Some thoughts on what the climate strikers and their allies and supporters could do to sustain morale and momentum after the May strike
On Friday May 24th the next climate strikes happen around the UK, and presumably the world too.
There’s plenty that adults in Greater Manchester can and should do to support the efforts of the young people (but that’s another blog post) .
I for one don’t know what is happening after that (1). I think that’s a key question that the strikers have to ask themselves (and I hope/suspect they’ve already started dong that).
I hope that they find time, energy and bandwidth amidst studying for their courses, being teenagers (and younger) (2).
Meanwhile, we adults/old farts have to ask ourselves what WE could propose, what WE could do to offer support to the strikers (3) So, this below is my attempt at sketching out some of the things that adults (whether parents or not) could do locally between June and the end of August.
It’s based in part on a longer blog post that I’ll put up soon-ish.
To start at the simplest level of the average supportive parents.
1. Support your child/children to get together with other climate strikers, perhaps set up a park meet-up on the weekend and try and get parents along too. What do your children want you to do? Perhaps they need your support to be more hands off, to let them get on with it, in which case look at what you could do as adults. Talk about what skills and resources you have, how you can support, what you need to find out. Contact councillors, ask friends to sign the petition….
2. Or if you are already involved in youth groups or climate group, then what about organising a series of meet ups or workshops etc etc. What about having workshops to help the young people amplify their voices? Using photography, blogging? Podcasts and poetry.
3. One thing is to start finding out now the specifics of what sorts of things the young people think that they need. From the interviews with them so far, there have been a couple of themes –
I would like to have some more books about climate change inside libraries to teach people things they don’t already know / I’d like them to make information child friendly because some of the information I found talked down to me and other information I couldn’t understand the language and had to ask for help to know what it was talking about.
So, there is a job of work to be done here, where adults who write could submit their work to kids who could then ‘vet’ the efforts, suggest improvements before final versions were made.
4. Might it be possible to create opportunities for young people (and their parents?) to meet and get to know each other without the stress/adrenaline/noise of a strike, nvda, police and all that that entails. There are lots of venues which claim to be supportive of the strikers (and a subset of those actually are, and would surely be up for hosting regular-ish get togethers). There needn’t be any particular agenda, but surely if the attendees decided they wanted a guest speaker to come along and give some perspectives on, say, climate science, or social movements, or whatever, then adults should be able to find some people, no?

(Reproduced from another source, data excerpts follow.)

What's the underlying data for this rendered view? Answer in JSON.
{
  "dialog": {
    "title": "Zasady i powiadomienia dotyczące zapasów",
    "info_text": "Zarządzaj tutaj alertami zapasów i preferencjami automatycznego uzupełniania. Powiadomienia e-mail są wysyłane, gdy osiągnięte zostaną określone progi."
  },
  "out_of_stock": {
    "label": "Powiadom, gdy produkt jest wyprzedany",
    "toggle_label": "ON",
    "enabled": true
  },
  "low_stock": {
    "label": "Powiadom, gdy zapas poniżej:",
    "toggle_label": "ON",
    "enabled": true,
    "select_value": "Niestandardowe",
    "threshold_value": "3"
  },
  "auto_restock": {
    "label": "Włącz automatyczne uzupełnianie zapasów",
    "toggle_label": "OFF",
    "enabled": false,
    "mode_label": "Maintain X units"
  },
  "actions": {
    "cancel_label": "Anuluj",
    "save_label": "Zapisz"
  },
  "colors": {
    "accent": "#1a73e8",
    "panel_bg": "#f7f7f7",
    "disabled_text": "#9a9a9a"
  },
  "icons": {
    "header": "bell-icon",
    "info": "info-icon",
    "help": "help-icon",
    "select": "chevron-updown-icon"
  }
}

And given that there is going to be some very nice weather (funny how the warm summers keep getting warmer…) then who actually needs an indoor city centre venue – why not use the parks and green spaces that haven’t yet been paved over/flogged off to developers?
5. Sympathetic adults could help young people organise workshops around poetry, fiction writing, song writing on climate change. Indeed, how come there isn’t already a Manchester-based writing competition (fiction and non-fiction) for young people around climate change and what means to them? With best entries published in a book, for example?
6. More ambitiously, I personally think there is scope for a” climate academy”, held at a sympathetic school , where at the end of the day those attending get a certificate of “carbon citizenship” that actually meant something. Such a curriculum might involve people watching short videos beforehand and then coming ready to do activities around…
- Climate science in a nutshell and how to explain it to someone who knows nothing
- Mocking climate denialism into irrelevance
- Spotting false friends who claim to be on your side but are actually advocating business-as-usual, and what to say and do in response.
- Designing and holding decent public meetings
- Public speaking for beginners/advanced
- The real history of social movements and how they have worked in the past
- What was promised but is not actually happening in (Greater) Manchester, 2009-2019
- What COULD be happening in Manchester 2020 onwards
- Who are the local politicians (council, MPs) and what are their positions on climate change
- Your rights when dealing with the police
- Emotional support for dealing with burnout/fear etc
What ELSE should/could adults be doing to help the climate strikers? Please make suggestions in the comments box.
Footnotes
(1) I hope to Gaia not a march in London. Why? I have my reasons, but that’s another blog…
(2) These are KIDS we’re talking about here. If the adults hadn’t absolutely screwed this up, they could actually get on with being kids, but instead they are having to be the adults on the planet. It’s embarrassing. Of course, all over the planet, there are kids working in slavery conditions, dying of easily preventable diseases, starving… but that’s another blog.
(3) Whether the strikers feel minded to take that is another question. It’s not as if we old farts have a whole lotta credibility or moral authority at present, is it?